Para cuando llegaron al punto más septentrional de la provincia, allí donde en un día claro podrían verse a simple vista las tierras de Britania, sus tribus se habían retirado habiendo saqueado apenas un puñado de poblados menores. Augusto recompensó a sus habitantes por los daños sufridos y se dispuso a poner a prueba a sus dos pupilos en presencia de Lucio Emilio.
—¿Qué hacer? —les preguntó a ambos en el praetorium con toda la solemnidad posible—. ¿Cruzamos el estrecho y les devolvemos la afrenta en nuestra propia operación de castigo o lo dejamos pasar?
—Cruzamos, sin duda —comenzó a decir Tiberio con aires de superioridad—. Atentar contra un poblado en territorio romano aunque esté habitado por barbaros, es atentar contra Roma y debemos darle respuesta.
—¿Eres consciente de los problemas que traería consigo?
—No son problemas. Tenemos barcos en Aquitania156 y dos legiones aquí mismo. Daremos a esas tribus lo que merecen.
—¿Tu qué opinas, Marcelo?
—Es embarcar tropas y desplazarlas a un territorio que no nos reportará beneficios. Ya fue explorado por el divino Julio César y poco podemos esperar de Britania.
—Lucio Emilio, tú conoces la zona. ¿Qué propones?
—Estoy con el chico —dijo mirando a Marcelo—, poco podemos esperar de Britania y supondría iniciar otra guerra.
—La guerra la han iniciado ellos y debemos contestar —intervino Tiberio sacando algo de temperamento de algún lugar de su triste figura.
—No será una guerra mientras el templo de Jano este cerrado, ¿verdad César?
—Así es, Marcelo. Y que el templo este cerrado es algo que agrada a Roma más que una expedición de castigo e incierto saqueo.
—Al menos nos devolverían lo que es nuestro —insistió con menos garbo Tiberio.
—No, nos lo devolverían. No pueden devolvernos a los muertos, ni el virgo de las muchachas, ni la honra de las mujeres. Los alimentos estarán consumidos y por lo que sé de la zona, pocos objetos de valor han podido llevarse.
—Más bien ninguno —dijo Lucio Emilio.
—Bien. Reforzaremos las defensas en este estrecho, cosa que ya deberías haber hecho, Lucio y enviaremos a alguien para alcanzar un acuerdo que garantice la paz. Sitúa aquí cuatro cohortes en un campamento bien pertrechado.
Las tribus de Britania esperaban una invasión romana en masa y las costas estaban desiertas. Toda la población se había desplazado a los bosques del interior donde podían hacer más daño a las legiones que en campo abierto. El enviado de César Augusto tardó un mes en regresar con una disculpa de las tribus y asegurando haber presenciado cómo los guerreros que habían tocado tierra en la Galia habían sido ajusticiados ante sus ojos. Britania imploraba la paz y firmaría cualquier tratado con tal de mantener a los romanos fuera de sus tierras.
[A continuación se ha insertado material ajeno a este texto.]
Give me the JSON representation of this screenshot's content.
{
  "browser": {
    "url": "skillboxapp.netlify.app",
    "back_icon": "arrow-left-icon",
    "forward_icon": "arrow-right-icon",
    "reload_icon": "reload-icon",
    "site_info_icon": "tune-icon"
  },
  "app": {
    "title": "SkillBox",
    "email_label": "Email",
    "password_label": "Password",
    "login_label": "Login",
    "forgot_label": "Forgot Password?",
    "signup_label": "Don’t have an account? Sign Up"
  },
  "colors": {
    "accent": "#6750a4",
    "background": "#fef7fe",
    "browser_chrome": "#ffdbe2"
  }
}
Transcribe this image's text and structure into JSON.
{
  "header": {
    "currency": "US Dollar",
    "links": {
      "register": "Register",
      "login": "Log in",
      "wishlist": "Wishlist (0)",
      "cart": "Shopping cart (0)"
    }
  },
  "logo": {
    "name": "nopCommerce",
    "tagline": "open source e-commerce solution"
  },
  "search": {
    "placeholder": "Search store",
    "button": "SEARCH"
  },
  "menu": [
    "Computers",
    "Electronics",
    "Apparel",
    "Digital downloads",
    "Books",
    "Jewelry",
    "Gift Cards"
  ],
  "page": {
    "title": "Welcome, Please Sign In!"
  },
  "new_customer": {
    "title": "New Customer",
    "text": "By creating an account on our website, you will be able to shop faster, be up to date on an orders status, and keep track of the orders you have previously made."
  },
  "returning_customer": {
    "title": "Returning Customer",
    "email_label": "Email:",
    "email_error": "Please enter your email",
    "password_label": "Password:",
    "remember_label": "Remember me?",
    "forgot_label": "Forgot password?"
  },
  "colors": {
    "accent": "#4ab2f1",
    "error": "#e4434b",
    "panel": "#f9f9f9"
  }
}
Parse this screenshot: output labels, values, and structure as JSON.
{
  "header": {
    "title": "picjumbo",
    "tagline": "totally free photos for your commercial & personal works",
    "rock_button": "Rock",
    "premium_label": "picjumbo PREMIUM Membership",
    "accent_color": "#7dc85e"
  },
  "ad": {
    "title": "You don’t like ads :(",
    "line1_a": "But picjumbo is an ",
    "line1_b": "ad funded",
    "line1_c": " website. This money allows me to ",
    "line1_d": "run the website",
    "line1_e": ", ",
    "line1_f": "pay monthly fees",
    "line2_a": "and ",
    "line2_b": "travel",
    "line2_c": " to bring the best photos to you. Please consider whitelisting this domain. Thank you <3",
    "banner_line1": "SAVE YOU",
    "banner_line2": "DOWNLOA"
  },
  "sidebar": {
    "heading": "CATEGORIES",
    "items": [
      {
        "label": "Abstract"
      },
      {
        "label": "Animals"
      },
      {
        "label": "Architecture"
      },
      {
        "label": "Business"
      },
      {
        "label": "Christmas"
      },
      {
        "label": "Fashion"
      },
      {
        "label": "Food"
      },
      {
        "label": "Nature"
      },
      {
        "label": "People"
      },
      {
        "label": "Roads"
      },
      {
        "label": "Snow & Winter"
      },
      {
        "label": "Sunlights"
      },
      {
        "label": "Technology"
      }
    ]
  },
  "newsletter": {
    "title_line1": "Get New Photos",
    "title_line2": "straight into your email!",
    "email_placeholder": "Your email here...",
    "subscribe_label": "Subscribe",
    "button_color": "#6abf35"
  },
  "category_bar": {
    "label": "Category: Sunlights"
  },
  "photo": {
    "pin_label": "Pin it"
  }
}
César Augusto sabía que en algún momento tendría que ocuparse seriamente de Britania, pero por el momento se conformaba con la lección que habían aprendido sus pupilos. Además, había tomado una decisión y se mostraba dispuesto a volver a Roma para llevarla a cabo. Pero aún se encontraba en la Galia cuando en septembris llegaron preocupantes noticias de la Hispania Citerior.
Cántabros y Astures habían reducido un campamento romano a cenizas, aniquilando por completo a una legión.
Augusto envió a Marcelo a Roma con sendas cartas idénticas para Octavia y Livia. Ordenaba la inmediata boda de Marcelo con Julia, aun sin su presencia. Dado que no quería soportar los reproches de Livia ante su decisión, se dirigió a Hispania para encargarse personalmente del nuevo conflicto y se llevó consigo a Tiberio como legado.
Escribió también a Mecenas, interesándose por el ánimo del Senado ante una corta campaña en Hispania y, una vez más, por las circunstancias que rodeaban el silencio de Cornelio Galo en Egipto. Del mismo modo, escribió a Agripa para ponerlo al tanto del enlace de Marcelo e informarle de que debía abrir las puertas del templo de Jano. Roma volvía a estar en guerra.
Augusto llegó a Tarraco157 en los últimos días de decembris del año 27 a. n. e. acompañado por Lucio Emilio y una de las legiones de la Galia Transalpina. En la ciudad le esperaba Cayo Antistio Veto, el gobernador de la Citerior que se encontraba en proceso de reclutar y adiestrar una nueva legión.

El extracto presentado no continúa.